How Was She to Know?
**This featured case is one example of the concerns people have brought to us. Names have been changed to protect the identity of the people involved.
Denise had a dispute with her landlord, who took the matter to the Office of Residential Tenancies. A hearing took place and Denise was told that she would receive a decision within 45 days. She was eagerly awaiting this information because of the potential impact on her finances and where she would live. It arrived 58 days after the hearing.
Denise disagreed with the decision and believed it contained factual errors. Instructions at the bottom of the decision indicated that:
“Any person who is aggrieved by a decision or order of a hearing officer may appeal the decision or order on a question of law or of jurisdiction to a judge of the Court of Queen’s Bench within 30 days after the date of the decision or order.”
Based on this information, Denise believed that she should appeal the decision to the Court of Queen’s Bench. The court dismissed her appeal because it was not based on a question of law or jurisdiction. She then discovered that the proper avenue of recourse would have been to take the matter back to the Office of Residential Tenancies within 15 days of the decision and request a review. By now, more than 15 days had passed and although Denise tried to convince the Office of Residential Tenancies to consider her information, it would not make an exception to the deadline.
Frustrated, she contacted our office with three complaints:
- that the decision took too long
- that the Office of Residential Tenancies did not specify that she could not take a question of factual error to the Court of Queen’s Bench
- that the Office of Residential Tenancies did not inform her of the review process for errors set out in Section 76 of The Residential Tenancies Act
During the course of our investigation, we turned to Hearing Back: Piecing together Timeliness in Saskatchewan’s Administrative Tribunals. Hearing Back was a report we issued in 2007 that dealt with matters of timeliness and best practices for administrative tribunals such as the Office of Residential Tenancies. The report recommended that tribunals establish timelines for decision making after a hearing and in circumstances where those timelines cannot be met, the tribunal should notify the consumer, providing reasons for the delay and a date when the decision will be ready.

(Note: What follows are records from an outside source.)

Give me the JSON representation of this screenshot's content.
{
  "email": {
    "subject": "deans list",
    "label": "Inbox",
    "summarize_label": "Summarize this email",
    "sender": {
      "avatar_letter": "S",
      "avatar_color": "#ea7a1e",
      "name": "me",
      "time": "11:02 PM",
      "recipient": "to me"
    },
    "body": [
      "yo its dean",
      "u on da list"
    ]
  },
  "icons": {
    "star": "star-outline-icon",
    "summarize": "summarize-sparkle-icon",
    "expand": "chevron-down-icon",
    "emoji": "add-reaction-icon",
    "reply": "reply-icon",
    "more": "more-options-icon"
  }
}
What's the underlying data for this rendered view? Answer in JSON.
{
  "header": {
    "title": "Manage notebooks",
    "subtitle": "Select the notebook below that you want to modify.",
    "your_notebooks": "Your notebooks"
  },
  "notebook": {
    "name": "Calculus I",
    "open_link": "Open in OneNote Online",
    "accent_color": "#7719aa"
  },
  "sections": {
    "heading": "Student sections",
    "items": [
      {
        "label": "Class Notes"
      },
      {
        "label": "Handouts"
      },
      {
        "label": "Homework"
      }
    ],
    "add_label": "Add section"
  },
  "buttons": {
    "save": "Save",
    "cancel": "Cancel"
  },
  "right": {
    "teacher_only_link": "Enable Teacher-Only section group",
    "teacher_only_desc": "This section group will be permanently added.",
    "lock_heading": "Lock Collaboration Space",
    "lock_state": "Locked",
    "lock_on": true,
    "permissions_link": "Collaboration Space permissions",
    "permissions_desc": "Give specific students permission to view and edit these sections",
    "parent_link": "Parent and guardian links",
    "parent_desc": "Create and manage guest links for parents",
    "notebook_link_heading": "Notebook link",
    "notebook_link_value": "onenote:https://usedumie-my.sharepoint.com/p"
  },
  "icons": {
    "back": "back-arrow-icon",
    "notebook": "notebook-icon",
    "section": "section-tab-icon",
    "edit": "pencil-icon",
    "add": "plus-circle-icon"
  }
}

In reviewing Denise’s situation, we found that the Office of Residential Tenancies had an unwritten guideline that hearing officers would complete decisions within 40 days of a hearing. This was a step in the right direction, but it was not part of written policy and there was nothing in
the policy to say that the parties should be contacted in the event of a delay and provided with reasons and a new timeline.
We found that, based on best practices, the Office of Residential Tenancies should have specified where to take a question of factual error and should have informed Denise of the review process available and the 15 day deadline to request a review. The Office acknowledged that there was merit to Denise’s complaint and allowed her to apply for a review under Section 76 of The Residential Tenancies Act, even though the deadline was past.
The Office of Residential Tenancies took steps to remedy this complaint, devised a plan and made changes to the appearance and contents of decisions. These changes would ensure that tenants and landlords would be aware of the appropriate steps for handling concerns on decisions when they disagree on fact, law or jurisdiction. Our office was provided an opportunity to offer feedback on the wording of the new forms and the changes are now in effect.
These voluntary changes addressed almost all of Denise’s concerns, leaving us with only one recommendation to make.
1. That the Office of the Residential Tenancies implements Recommendation 13 made in the report Hearing Back: Piecing Together Timeliness in Saskatchewan’s Administration Tribunals.
Recommendation 13 from Hearing Back: Government and tribunals work together to implement policy timelines within which hearings must be held and decisions must be made. The timelines must be readily available to consumers. In the event a timeline is breached, the decision-maker must provide the parties with the reason for the breach and a new timeline for rendering the decision.